Seehausen l Vereinfacht gesagt gibt es drei Sorten Naturliebhaber. Die, die es ins Freie zieht, damit sie Flora und Fauna genießen können, die, die ihre Abfälle auf Kosten der Allgemeinheit entsorgen und die, die Mutter Natur für einen Selbstbedienungsladen halten.

Erstere sind zum Glück noch immer in der Mehrzahl, aber die Konkurrenz wird stärker. Und immer dreister, wie Christian Schwander auch in diesem Frühjahr wieder einmal bei seinen Touren durch Seehausen feststellen muss. Blumendiebe bringen den Gärtner in diesen Tagen auf die sprichwörtliche Palme. Und die Täter schlagen längst nicht mehr an abgelegenen Stellen oder zu nachtschlafender Stunde zu.

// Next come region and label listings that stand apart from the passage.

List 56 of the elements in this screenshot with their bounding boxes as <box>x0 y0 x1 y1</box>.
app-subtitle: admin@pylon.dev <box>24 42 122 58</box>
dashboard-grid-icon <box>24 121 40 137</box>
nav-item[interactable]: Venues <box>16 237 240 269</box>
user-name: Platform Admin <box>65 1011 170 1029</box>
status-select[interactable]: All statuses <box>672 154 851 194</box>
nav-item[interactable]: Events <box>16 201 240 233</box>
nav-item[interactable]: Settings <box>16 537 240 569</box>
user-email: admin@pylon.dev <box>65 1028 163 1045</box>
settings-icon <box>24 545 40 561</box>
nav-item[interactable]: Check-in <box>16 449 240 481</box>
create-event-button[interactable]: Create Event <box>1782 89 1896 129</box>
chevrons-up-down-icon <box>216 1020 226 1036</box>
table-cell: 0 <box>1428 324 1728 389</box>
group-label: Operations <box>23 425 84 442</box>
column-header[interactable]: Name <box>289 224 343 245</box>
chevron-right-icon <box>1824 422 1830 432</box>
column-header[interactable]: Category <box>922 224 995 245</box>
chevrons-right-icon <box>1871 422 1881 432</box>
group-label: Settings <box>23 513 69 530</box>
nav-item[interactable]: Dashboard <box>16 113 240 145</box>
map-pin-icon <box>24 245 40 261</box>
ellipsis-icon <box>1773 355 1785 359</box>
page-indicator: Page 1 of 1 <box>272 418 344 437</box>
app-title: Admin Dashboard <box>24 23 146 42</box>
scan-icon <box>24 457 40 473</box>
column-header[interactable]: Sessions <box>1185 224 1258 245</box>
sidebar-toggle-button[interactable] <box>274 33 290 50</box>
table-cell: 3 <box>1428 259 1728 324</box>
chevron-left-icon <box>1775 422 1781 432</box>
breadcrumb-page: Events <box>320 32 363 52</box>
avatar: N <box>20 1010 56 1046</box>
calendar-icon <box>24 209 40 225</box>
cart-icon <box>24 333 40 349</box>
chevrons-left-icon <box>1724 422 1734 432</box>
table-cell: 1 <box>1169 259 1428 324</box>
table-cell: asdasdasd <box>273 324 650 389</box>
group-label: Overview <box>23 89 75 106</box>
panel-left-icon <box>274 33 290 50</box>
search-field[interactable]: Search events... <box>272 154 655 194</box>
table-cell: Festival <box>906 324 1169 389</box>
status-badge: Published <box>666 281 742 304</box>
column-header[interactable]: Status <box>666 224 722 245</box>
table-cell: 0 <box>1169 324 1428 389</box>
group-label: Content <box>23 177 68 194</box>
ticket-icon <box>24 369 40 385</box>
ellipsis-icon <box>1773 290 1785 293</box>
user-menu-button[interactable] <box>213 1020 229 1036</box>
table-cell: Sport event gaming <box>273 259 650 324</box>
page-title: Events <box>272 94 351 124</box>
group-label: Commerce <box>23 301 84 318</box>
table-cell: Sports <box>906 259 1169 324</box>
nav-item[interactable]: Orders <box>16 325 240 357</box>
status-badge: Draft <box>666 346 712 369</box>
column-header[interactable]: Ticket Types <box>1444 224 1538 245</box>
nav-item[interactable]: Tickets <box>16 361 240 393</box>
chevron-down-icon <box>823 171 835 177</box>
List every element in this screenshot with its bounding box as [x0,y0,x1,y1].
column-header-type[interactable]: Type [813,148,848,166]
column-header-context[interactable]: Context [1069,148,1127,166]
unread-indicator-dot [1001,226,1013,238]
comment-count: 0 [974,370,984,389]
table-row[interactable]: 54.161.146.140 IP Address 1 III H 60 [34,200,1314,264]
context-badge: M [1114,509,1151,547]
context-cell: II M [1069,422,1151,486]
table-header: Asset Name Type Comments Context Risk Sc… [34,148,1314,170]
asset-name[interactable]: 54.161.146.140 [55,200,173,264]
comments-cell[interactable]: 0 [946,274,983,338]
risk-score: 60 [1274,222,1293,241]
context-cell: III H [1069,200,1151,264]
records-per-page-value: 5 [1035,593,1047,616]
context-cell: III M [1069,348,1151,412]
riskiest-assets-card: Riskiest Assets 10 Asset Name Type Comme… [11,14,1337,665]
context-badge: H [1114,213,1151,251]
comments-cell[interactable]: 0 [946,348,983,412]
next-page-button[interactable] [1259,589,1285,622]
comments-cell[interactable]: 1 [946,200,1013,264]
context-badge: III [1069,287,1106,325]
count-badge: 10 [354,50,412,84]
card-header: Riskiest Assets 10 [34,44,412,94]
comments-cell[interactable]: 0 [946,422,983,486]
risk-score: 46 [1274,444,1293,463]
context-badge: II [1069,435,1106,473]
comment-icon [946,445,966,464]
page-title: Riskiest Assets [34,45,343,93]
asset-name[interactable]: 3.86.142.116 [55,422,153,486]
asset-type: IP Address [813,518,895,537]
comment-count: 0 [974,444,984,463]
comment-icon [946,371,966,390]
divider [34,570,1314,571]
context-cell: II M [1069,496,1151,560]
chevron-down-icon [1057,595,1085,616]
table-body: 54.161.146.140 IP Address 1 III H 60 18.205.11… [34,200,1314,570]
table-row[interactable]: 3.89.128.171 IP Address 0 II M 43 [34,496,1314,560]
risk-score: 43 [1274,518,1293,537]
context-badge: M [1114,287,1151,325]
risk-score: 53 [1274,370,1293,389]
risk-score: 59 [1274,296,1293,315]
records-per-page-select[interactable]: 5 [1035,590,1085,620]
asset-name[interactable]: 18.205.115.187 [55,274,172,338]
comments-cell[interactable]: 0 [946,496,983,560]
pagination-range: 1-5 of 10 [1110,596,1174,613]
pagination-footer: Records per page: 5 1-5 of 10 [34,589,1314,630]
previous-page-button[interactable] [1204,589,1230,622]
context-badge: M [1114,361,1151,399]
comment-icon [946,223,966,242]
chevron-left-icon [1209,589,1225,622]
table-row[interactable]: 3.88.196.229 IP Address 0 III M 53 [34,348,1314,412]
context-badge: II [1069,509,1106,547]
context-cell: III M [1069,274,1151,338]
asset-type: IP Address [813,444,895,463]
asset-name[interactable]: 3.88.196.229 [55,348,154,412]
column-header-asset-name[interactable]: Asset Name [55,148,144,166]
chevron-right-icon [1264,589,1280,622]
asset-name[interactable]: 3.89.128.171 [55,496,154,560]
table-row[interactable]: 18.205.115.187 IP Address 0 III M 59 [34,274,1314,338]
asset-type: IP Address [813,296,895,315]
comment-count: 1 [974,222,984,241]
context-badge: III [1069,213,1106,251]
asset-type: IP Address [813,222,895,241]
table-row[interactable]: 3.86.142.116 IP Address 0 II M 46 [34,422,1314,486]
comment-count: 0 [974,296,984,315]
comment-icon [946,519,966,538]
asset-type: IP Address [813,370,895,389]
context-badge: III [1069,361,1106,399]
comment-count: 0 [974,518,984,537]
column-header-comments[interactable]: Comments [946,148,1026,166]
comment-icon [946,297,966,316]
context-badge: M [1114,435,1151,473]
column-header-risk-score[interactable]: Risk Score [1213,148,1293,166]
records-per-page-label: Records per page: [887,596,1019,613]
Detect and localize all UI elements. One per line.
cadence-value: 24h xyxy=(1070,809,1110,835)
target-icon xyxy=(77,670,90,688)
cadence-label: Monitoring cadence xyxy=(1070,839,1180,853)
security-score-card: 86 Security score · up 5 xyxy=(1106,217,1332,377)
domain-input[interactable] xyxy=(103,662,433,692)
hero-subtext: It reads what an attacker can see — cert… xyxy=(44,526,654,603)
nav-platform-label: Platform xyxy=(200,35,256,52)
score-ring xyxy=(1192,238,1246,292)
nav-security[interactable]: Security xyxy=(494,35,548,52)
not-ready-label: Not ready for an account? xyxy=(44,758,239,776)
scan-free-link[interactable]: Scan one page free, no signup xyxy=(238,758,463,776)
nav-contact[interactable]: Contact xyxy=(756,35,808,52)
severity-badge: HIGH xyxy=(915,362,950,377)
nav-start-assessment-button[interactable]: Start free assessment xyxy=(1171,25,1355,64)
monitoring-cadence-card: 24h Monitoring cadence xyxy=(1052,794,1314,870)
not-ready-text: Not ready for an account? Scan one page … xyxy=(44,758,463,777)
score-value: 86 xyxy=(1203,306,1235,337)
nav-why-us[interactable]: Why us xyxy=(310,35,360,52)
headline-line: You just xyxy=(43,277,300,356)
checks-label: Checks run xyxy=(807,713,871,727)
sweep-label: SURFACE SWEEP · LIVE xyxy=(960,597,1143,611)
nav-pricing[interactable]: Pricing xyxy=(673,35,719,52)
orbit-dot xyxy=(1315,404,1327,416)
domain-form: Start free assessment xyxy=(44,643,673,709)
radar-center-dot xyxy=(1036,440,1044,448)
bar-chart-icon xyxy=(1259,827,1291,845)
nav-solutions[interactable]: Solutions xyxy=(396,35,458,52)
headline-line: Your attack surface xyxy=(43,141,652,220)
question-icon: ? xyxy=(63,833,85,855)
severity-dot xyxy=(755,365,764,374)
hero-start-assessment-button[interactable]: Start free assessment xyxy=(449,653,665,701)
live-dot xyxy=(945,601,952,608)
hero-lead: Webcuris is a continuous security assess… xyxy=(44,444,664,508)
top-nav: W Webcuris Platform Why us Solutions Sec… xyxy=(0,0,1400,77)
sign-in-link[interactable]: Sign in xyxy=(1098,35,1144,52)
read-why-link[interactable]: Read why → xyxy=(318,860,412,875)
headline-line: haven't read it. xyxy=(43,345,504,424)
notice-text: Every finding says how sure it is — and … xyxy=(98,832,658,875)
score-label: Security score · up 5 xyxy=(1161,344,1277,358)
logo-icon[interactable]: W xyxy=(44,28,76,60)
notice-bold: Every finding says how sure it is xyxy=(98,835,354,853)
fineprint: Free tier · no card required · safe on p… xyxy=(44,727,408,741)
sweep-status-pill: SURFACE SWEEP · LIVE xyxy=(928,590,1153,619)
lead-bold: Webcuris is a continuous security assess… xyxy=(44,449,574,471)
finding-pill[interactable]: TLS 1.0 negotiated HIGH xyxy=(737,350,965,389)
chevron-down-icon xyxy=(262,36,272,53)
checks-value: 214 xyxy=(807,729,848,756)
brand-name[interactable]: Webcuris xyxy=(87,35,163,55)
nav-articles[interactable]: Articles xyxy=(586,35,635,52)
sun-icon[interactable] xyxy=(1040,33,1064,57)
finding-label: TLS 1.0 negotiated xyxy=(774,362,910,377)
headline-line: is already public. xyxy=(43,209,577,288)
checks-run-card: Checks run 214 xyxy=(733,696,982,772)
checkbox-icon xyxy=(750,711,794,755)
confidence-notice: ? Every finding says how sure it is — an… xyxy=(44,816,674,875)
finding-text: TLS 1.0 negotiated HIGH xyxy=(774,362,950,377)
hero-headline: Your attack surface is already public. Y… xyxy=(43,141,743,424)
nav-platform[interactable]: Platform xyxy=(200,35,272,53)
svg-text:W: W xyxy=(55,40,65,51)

Sein Unmut scheint in zweifacher Hinsicht berechtigt. Zum einen ist Schwander schon von Haus aus Blumenfreund. Zum anderen gehört er zu einem festen Kern Ehrenamtlicher, die auf Seehäuser Grünflächen seit einigen Jahren im Herbst Blumenzwiebeln in die Erde bringen, damit die Stadt wieder ein Stück bunter wird. Dass viele Einwohner die Aktionen unterstützten, beweist die große Resonanz auf die jüngste Spendensammlung, um frische Blumenzwiebeln (vor allem Osterglocken und Krokusse) anzuschaffen. Auch die Kommune hat sich auf die gärtnerische Verstärkung im Ehrenamt eingestellt und richtet sich mit dem ersten Grasschnitt nach den Frühblühern.

Bilder

Blumenklau traurigerweise beliebt

Blumenklau gab es in den vergangenen Jahren immer wieder. Nicht nur auf den Wiesen, die Schwander und seine Helfer mit Blumenzwiebeln impfen, sondern auch auf den Gräbern des städtischen Friedhofes oder in den Blumenkübeln der Kommune. Aber irgendwann reißt auch der stärkste Geduldsfaden. So wie bei Christian Schwander, dem Hinweise, die zum Ermitteln der Täter inzwischen 50  Euro aus der Privatkasse wert sind. Tipps nimmt übrigens die gleichnamige Gärtnerei an der Lindenstraße entgegen.

Möglicherweise ist es sogar nur eine Täterin. Denn in den vergangenen Tagen wurde immer wieder eine Frau beobachtet, die sich mit Blumen versorgte. Zuletzt an der Schönberger Straße, wo die Osterglocken Am Ess anfangen zu blühen, nachdem die Krokusse an anderen Stellen die besten Tage schon hinter sich haben. Besonders frevelhaft findet der Gärtner, dass nicht nur die Blütenstengel, sondern auch das Laub abgeschnitten werden, womit die Zwiebel nicht mehr in der Lage ist, Kraft für das nächste Frühjahr zu tanken.

50 Euro „Kopfgeld“ versprechen zwar keine Reichtümer, aber umgerechnet in Blumen, die in Gärtnereien, Supermärkten oder Tankstellen für kleines Geld zu haben sind, ist das eine ganze Menge. Schwander geht es auch nicht unbedingt darum, Täter vorzuführen. Vielleicht sorgt sein Aufbäumen ja schon für Abschreckung.